Me sentí admirado, confundido y perplejo
al entrar por la puerta del cielo,
no por lo esplendoroso del ambiente,
ni por las luces ni por todo lo bello.
Muy cómodo, sentado en una nube,
vi a uno que imaginaba ardiendo en el infierno.
Y pregunté a Cristo: «¿Qué está
ocurriendo aquí?
Quisiera que ahora me explicaras esto.
»¿Cómo han llegado aquí esos
pecadores?
Creo que Dios debe de haberse
equivocado.
Y ¿por qué están boquiabiertos
y callados?
Explícame este enigma.
¡No comprendo!»
«Hijo mío, te contaré el secreto.
Todos ellos están asombrados.
¡Nunca ninguno se hubo imaginado
que tú también estarías en el cielo!»
Este poema acerca de «La gente en el cielo», escrito por Taylor Ludwig nos hace reflexionar sobre los requisitos para entrar en el cielo.
Para efectos de este mensaje, le hemos puesto por título «¡Bienvenido al cielo!», a fin de poner de relieve su moraleja: que muchos se sorprenderán al descubrir que a otras personas, presuntamente menos buenas que ellos, Dios les haya dado entrada en el cielo. ¿Acaso merecen pasar la eternidad en tal lugar? ¡Es el colmo que Dios les dé la bienvenida!
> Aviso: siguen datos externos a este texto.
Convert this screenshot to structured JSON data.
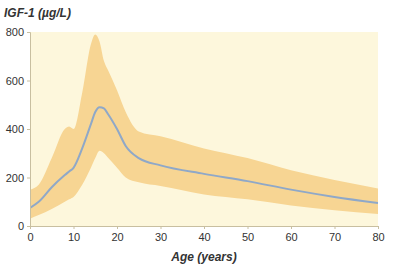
{
  "chart_data": {
    "type": "line",
    "x_label": "Age (years)",
    "y_label": "IGF-1 (µg/L)",
    "x": [
      0,
      2,
      5,
      8,
      9,
      10,
      12,
      14,
      15,
      16,
      17,
      18,
      20,
      22,
      25,
      30,
      40,
      50,
      60,
      70,
      80
    ],
    "series": [
      {
        "type": "area",
        "color": "#f7d593",
        "lower": [
          30,
          45,
          70,
          100,
          110,
          120,
          170,
          240,
          280,
          310,
          300,
          280,
          240,
          200,
          180,
          165,
          130,
          110,
          85,
          65,
          50
        ],
        "upper": [
          150,
          170,
          280,
          400,
          410,
          400,
          550,
          750,
          790,
          760,
          680,
          640,
          560,
          470,
          390,
          370,
          320,
          280,
          230,
          190,
          155
        ]
      },
      {
        "type": "line",
        "color": "#8fa8c8",
        "values": [
          75,
          100,
          160,
          210,
          225,
          240,
          320,
          420,
          470,
          490,
          485,
          460,
          400,
          330,
          280,
          250,
          215,
          185,
          150,
          120,
          95
        ]
      }
    ],
    "xlim": [
      0,
      80
    ],
    "xticks": [
      0,
      10,
      20,
      30,
      40,
      50,
      60,
      70,
      80
    ],
    "ylim": [
      0,
      800
    ],
    "yticks": [
      0,
      200,
      400,
      600,
      800
    ],
    "grid": false
  }
}
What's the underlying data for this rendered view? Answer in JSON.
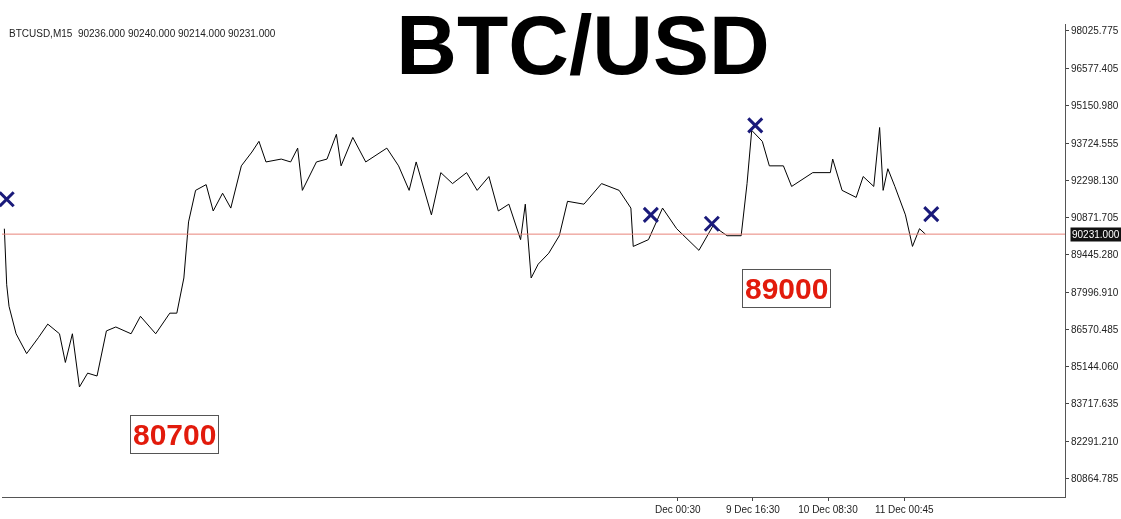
{
  "chart_data": {
    "type": "line",
    "title": "BTC/USD",
    "subtitle": "BTCUSD,M15  90236.000 90240.000 90214.000 90231.000",
    "series": [
      {
        "color": "#000000",
        "marker": "none",
        "x": [
          "--12-03T01:00",
          "--12-03T01:30",
          "--12-03T02:00",
          "--12-03T03:30",
          "--12-03T05:45",
          "--12-03T08:15",
          "--12-03T10:15",
          "--12-03T12:45",
          "--12-03T14:00",
          "--12-03T15:30",
          "--12-03T17:00",
          "--12-03T18:45",
          "--12-03T20:45",
          "--12-03T22:45",
          "--12-04T00:45",
          "--12-04T04:00",
          "--12-04T06:00",
          "--12-04T09:15",
          "--12-04T12:15",
          "--12-04T13:45",
          "--12-04T15:15",
          "--12-04T16:15",
          "--12-04T17:45",
          "--12-04T20:00",
          "--12-04T21:30",
          "--12-04T23:30",
          "--12-05T01:15",
          "--12-05T03:30",
          "--12-05T05:45",
          "--12-05T07:15",
          "--12-05T08:45",
          "--12-05T12:00",
          "--12-05T14:00",
          "--12-05T15:30",
          "--12-05T16:30",
          "--12-05T19:30",
          "--12-05T21:45",
          "--12-05T23:45",
          "--12-06T00:45",
          "--12-06T03:15",
          "--12-06T06:00",
          "--12-06T10:30",
          "--12-06T13:00",
          "--12-06T15:15",
          "--12-06T16:45",
          "--12-06T20:00",
          "--12-06T22:00",
          "--12-07T00:30",
          "--12-07T03:30",
          "--12-07T05:45",
          "--12-07T08:15",
          "--12-07T10:15",
          "--12-07T12:30",
          "--12-07T15:00",
          "--12-07T16:00",
          "--12-07T17:15",
          "--12-07T18:45",
          "--12-07T21:00",
          "--12-07T23:15",
          "--12-08T01:00",
          "--12-08T04:30",
          "--12-08T08:15",
          "--12-08T12:00",
          "--12-08T14:30",
          "--12-08T15:00",
          "--12-08T18:15",
          "--12-08T21:15",
          "--12-09T00:15",
          "--12-09T05:00",
          "--12-09T08:00",
          "--12-09T11:00",
          "--12-09T14:00",
          "--12-09T15:15",
          "--12-09T16:15",
          "--12-09T18:30",
          "--12-09T20:00",
          "--12-09T23:00",
          "--12-10T00:45",
          "--12-10T05:15",
          "--12-10T09:00",
          "--12-10T09:30",
          "--12-10T11:30",
          "--12-10T14:30",
          "--12-10T16:00",
          "--12-10T18:15",
          "--12-10T19:30",
          "--12-10T20:15",
          "--12-10T21:15",
          "--12-10T22:45",
          "--12-11T01:00",
          "--12-11T02:30",
          "--12-11T04:00",
          "--12-11T05:15"
        ],
        "values": [
          90440,
          88290,
          87460,
          86410,
          85650,
          86260,
          86780,
          86410,
          85310,
          86410,
          84370,
          84900,
          84790,
          86520,
          86670,
          86410,
          87080,
          86410,
          87200,
          87200,
          88550,
          90700,
          91910,
          92130,
          91120,
          91800,
          91230,
          92850,
          93380,
          93790,
          93000,
          93110,
          93000,
          93530,
          91910,
          93000,
          93110,
          94060,
          92850,
          93940,
          93000,
          93530,
          92850,
          91910,
          93000,
          90970,
          92590,
          92170,
          92590,
          91910,
          92440,
          91120,
          91380,
          90020,
          91380,
          88550,
          89080,
          89500,
          90170,
          91490,
          91380,
          92170,
          91910,
          91230,
          89760,
          90020,
          91230,
          90440,
          89610,
          90550,
          90170,
          90170,
          92170,
          94210,
          93790,
          92850,
          92850,
          92060,
          92590,
          92590,
          93110,
          91910,
          91640,
          92440,
          92060,
          94320,
          91910,
          92740,
          92060,
          90970,
          89760,
          90440,
          90231
        ]
      },
      {
        "type": "scatter",
        "color": "#1a1a7a",
        "marker": "cross",
        "x": [
          "--12-03T01:30",
          "--12-08T18:45",
          "--12-09T07:45",
          "--12-09T17:00",
          "--12-11T06:30"
        ],
        "values": [
          91570,
          90970,
          90630,
          94400,
          91000
        ]
      }
    ],
    "xlim": [
      "--12-03T00:30",
      "--12-12T11:00"
    ],
    "xticks": [
      {
        "value": "--12-09T00:30",
        "label": "Dec 00:30"
      },
      {
        "value": "--12-09T16:30",
        "label": "9 Dec 16:30"
      },
      {
        "value": "--12-10T08:30",
        "label": "10 Dec 08:30"
      },
      {
        "value": "--12-11T00:45",
        "label": "11 Dec 00:45"
      }
    ],
    "ylim": [
      80150,
      98290
    ],
    "yticks": [
      98025.775,
      96577.405,
      {
        "value": 95150.98,
        "label": "95150.980"
      },
      93724.555,
      {
        "value": 92298.13,
        "label": "92298.130"
      },
      90871.705,
      {
        "value": 89445.28,
        "label": "89445.280"
      },
      {
        "value": 87996.91,
        "label": "87996.910"
      },
      86570.485,
      {
        "value": 85144.06,
        "label": "85144.060"
      },
      83717.635,
      {
        "value": 82291.21,
        "label": "82291.210"
      },
      80864.785
    ],
    "ref_lines": [
      {
        "axis": "y",
        "value": 90231,
        "label": "90231.000",
        "color": "#e8837a"
      }
    ],
    "annotations": [
      "80700",
      "89000"
    ]
  }
}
Lo cierto es que no hay ninguno de nosotros, ni uno solo, que merezca semejante destino. No hay nada que nadie en el mundo pueda hacer para merecer o ganarse la entrada en el cielo, porque ya todo lo hizo Jesucristo.
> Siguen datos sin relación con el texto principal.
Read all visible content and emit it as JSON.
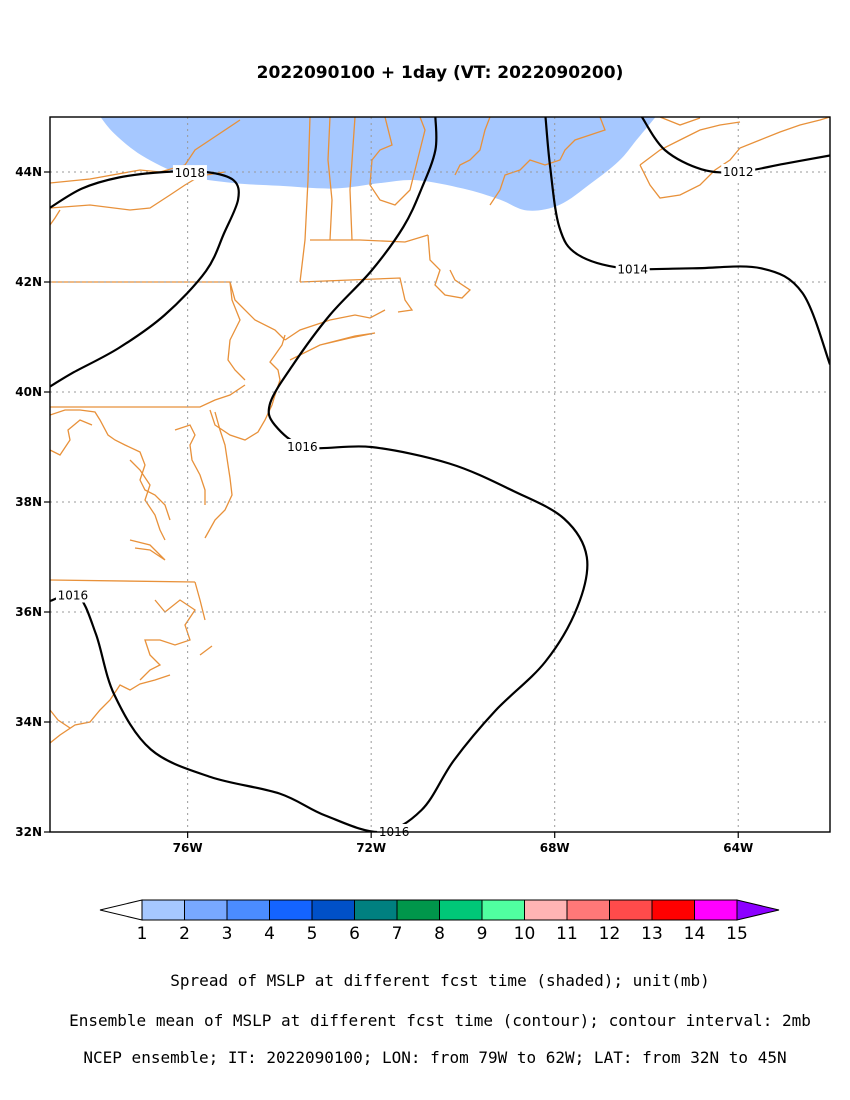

Cualquiera que piense que su buena conducta, sus buenas obras o sus penitencias sean la moneda con que se compra el boleto de entrada no sólo se engaña a sí mismo, sino que ofende a Dios.
La única llave que abre la puerta del cielo es la llave de la misericordia, del gran amor y de la gracia de Jesucristo, el Hijo de Dios, y sólo podemos valernos de ella por la fe.